Wright State’s AAUP recognizes professors who have left their mark on the university

Rudy Fichtenbaum

Rudy Fichtenbaum, professor of economics at Wright State

Wright State University is recognizing two faculty members who are retiring after almost 20 years of service to the Wright State chapter of the American Association of University Professors (AAUP).

Their contributions, as well as those of all of the other leaders who have served the chapter, are being honored with a series of talks focusing on the core principles of AAUP.

The Spring Speaker Series, co-sponsored by AAUP-WSU and Wright State administration is hosted in recognition of Rudy Fichtenbaum’s and Jim Vance’s commitment to AAUP.

The series continues Thursday, Feb. 5, at 1 p.m. with Howard Bunsis, an accounting professor at Eastern Michigan University, speaking on “Higher Education and State Legislatures Have All Lost their Way.” The talk will be presented in 008 Student Union (Rathskeller).

A complete listing of the Spring Seminar Series can be found on the Academe Blog.

Fichtenbaum and Vance have served in leadership positions since the founding of the AAUP- Wright State chapter. Fichtenbaum has served as the AAUP chief negotiator and Vance as the AAUP communications officer.

The two men are described as extremely dedicated. “No one else can really handle all of what they do,” said Martin Kich, president of the Wright State AAUP chapter who became increasingly involved in the AAUP leadership largely because he admired the dedication of Fichtenbaum and Vance and their commitment to AAUP’s core principles.

Jim Vance

Jim Vance, associate professor of mathematics at Wright State

Kich said they are both being very passionate about what they do.

“They are just as passionate now as when they first started. They are continually looking for ways to enhance the working conditions and contributions of faculty at the university. They have negotiated a number of very significant protections for the faculty for instance, the ‘Garcetti language’ in our contracts that includes criticism of the university administration as expression protected under the principle of academic freedom,” he said.

“AAUP-WSU has certainly helped define the role faculty play in the governance at Wright State,” said Steven Berberich, associate provost at Wright State.

AAUP is a national organization of university professors dedicated to protecting three core principles that have been acknowledged as the foundation on which the success of higher education in the United States has been built: academic freedom, or the right of faculty to express their opinions on matters related to their disciplines and on other professional matters; shared governance, the right of faculty to provide meaningful input on how their institutions are managed and especially on matters related to the curriculum and faculty performance; and tenure, or employment and economic security.

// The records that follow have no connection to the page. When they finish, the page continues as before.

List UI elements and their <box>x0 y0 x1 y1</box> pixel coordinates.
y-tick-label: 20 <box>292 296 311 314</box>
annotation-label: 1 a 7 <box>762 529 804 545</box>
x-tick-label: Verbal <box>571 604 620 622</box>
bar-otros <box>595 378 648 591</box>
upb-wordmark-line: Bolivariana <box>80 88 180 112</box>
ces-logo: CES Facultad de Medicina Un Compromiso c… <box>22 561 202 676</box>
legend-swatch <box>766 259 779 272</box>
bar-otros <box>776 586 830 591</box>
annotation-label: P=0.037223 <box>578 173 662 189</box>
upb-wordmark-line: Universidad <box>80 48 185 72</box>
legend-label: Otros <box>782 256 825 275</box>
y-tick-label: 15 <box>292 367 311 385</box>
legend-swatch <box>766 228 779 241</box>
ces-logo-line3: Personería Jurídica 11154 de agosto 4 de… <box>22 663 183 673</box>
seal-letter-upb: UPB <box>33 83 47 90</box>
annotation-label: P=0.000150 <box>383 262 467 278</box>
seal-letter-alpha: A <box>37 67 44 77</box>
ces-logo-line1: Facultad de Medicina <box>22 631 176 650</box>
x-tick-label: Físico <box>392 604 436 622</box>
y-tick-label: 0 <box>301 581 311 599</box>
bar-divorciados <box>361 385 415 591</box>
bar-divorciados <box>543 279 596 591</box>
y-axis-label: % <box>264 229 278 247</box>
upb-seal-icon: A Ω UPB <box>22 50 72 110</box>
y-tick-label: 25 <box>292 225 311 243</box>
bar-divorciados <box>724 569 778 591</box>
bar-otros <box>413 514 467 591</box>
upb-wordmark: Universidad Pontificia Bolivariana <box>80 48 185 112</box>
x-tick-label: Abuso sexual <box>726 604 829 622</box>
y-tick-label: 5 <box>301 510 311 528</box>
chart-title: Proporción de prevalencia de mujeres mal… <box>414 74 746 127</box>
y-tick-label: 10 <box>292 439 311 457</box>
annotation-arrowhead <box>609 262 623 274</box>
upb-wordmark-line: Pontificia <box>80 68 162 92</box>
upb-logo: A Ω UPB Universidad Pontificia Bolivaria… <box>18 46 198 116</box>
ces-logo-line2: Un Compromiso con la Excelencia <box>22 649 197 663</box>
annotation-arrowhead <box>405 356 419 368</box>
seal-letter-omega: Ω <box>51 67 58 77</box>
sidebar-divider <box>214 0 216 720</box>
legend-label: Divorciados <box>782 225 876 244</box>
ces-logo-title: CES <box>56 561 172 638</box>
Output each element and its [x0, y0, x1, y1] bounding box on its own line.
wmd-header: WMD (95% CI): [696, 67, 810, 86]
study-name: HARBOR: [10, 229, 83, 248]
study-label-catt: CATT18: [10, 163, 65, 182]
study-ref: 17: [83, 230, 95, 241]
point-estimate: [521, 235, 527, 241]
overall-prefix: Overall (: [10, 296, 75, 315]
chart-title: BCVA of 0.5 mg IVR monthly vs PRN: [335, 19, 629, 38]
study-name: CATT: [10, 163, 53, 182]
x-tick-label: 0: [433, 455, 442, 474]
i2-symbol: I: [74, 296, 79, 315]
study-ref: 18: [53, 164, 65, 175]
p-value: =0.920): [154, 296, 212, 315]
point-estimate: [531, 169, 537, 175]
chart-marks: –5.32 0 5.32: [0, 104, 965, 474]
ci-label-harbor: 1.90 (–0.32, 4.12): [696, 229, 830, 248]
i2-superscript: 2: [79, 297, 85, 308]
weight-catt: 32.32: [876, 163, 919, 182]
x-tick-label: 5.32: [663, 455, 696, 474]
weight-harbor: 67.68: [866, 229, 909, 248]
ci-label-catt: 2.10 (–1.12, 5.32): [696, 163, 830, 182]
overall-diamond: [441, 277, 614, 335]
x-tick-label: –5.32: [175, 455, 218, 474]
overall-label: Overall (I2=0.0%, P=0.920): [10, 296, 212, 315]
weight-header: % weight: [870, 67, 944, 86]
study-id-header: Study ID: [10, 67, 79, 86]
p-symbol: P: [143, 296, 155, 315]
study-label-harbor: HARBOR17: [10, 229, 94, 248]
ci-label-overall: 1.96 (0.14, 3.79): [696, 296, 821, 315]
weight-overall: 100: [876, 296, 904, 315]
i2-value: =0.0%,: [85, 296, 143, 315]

“I think it’s unusual for two people who have worked so closely together since the beginning. They’re like alter-egos; their skills complement each other,” said Kich.

Vance is very detail-oriented, and Fichtenbaum is very adept at thinking strategically. Fichtenbaum has also been very involved at the state and national level of AAUP and was recently reelected president of the national AAUP.

The executive committee of AAUP-WSU has been planning for Fichtenbaum’s and Vance’s retirements for two to three years. The two of them have taken on so many responsibilities beyond those directly related to their offices that their contributions have had to be “unbundled” so that other faculty could be recruited to cover those responsibilities. This process has involved creating two new positions on the executive committee.

There is an axiom that no one is irreplaceable, Kich said. But those who have worked with them in the AAUP leadership know that Fichtenbaum and Vance are very close to being an exception to that rule, he said.